Diffusion Models For Multi-Modal Generative Modeling
Changyou Chen, Han Ding, Bunyamin Sisman, Yi Xu, Ouye Xie, Benjamin Z. Yao, Son Dinh Tran, Belinda Zeng
TL;DR
This work extends diffusion models to multi-modal generation by embedding heterogeneous modality data into a shared diffusion space Z via encoders and training with a multi-task ELBO that integrates forward aggregation and modality-specific decoders. The MT-Diffusion framework derives joint forward and reverse processes, enabling simultaneous generation across modalities and conditional generation when some modalities are known. Empirical results on ImageNet across tasks such as masked-image training and joint image-label generation show improved training efficiency and competitive performance with flexibility to handle multiple modalities within a single model. This approach suggests a promising direction for unified, multi-modal generative modeling with potential benefits in data efficiency and cross-task transfer learning.
Abstract
Diffusion-based generative modeling has been achieving state-of-the-art results on various generation tasks.

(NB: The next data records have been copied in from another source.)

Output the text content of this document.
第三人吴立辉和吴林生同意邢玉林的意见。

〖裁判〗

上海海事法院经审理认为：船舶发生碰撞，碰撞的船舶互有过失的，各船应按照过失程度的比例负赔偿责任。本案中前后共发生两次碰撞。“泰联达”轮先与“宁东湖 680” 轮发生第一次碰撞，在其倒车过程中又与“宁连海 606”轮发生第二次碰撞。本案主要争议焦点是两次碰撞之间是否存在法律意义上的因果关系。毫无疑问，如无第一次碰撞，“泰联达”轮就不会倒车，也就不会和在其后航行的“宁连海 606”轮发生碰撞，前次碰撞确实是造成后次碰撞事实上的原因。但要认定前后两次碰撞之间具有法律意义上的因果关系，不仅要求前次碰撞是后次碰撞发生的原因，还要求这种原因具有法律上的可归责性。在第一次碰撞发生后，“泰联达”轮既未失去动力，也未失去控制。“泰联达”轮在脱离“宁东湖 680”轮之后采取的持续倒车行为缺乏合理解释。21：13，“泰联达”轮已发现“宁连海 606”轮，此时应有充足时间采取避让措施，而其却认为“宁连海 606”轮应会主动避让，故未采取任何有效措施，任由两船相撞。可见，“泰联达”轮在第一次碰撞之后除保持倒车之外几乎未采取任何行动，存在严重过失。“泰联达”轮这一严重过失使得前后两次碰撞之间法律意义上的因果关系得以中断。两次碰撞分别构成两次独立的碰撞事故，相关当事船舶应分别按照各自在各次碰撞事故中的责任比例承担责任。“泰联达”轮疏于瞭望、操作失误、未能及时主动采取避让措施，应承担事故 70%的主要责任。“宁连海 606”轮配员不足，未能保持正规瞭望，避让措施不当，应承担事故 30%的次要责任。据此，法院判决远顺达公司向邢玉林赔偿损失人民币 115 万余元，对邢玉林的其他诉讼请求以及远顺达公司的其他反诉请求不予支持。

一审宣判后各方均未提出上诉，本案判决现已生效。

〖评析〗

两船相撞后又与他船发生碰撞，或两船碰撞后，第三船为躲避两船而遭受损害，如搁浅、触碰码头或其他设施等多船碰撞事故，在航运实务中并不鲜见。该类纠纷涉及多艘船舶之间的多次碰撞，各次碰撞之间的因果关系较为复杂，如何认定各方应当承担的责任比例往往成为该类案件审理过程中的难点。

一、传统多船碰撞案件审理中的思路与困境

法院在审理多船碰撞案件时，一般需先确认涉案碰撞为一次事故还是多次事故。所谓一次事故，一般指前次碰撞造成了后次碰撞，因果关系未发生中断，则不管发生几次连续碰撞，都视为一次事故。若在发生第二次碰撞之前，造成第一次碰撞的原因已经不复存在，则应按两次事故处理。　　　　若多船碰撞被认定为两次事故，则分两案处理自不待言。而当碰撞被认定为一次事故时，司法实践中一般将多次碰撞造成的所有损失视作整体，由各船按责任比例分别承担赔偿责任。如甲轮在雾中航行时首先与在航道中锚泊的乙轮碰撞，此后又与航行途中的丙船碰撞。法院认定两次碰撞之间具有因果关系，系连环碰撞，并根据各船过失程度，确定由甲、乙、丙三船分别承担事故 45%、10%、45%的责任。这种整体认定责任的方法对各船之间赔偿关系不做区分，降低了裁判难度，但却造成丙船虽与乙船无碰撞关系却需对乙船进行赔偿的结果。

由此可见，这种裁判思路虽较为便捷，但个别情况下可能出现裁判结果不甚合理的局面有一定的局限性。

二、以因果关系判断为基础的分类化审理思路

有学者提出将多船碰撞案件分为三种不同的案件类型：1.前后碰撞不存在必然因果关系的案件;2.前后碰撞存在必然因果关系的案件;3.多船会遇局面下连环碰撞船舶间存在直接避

Most diffusion models, however, are limited to a single-generation modeling. Can we generalize diffusion models with the ability of multi-modal generative training for more generalizable modeling? In this paper, we propose a principled way to define a diffusion model by constructing a unified multi-modal diffusion model in a common diffusion space. We define the forward diffusion process to be driven by an information aggregation from multiple types of task-data, e.g., images for a generation task and labels for a classification task. In the reverse process, we enforce information sharing by parameterizing a shared backbone denoising network with additional modality-specific decoder heads. Such a structure can simultaneously learn to generate different types of multi-modal data with a multi-task loss, which is derived from a new multi-modal variational lower bound that generalizes the standard diffusion model. We propose several multimodal generation settings to verify our framework, including image transition, masked-image training, joint image-label and joint image-representation generative modeling. Extensive experimental results on ImageNet indicate the effectiveness of our framework for various multi-modal generative modeling, which we believe is an important research direction worthy of more future explorations.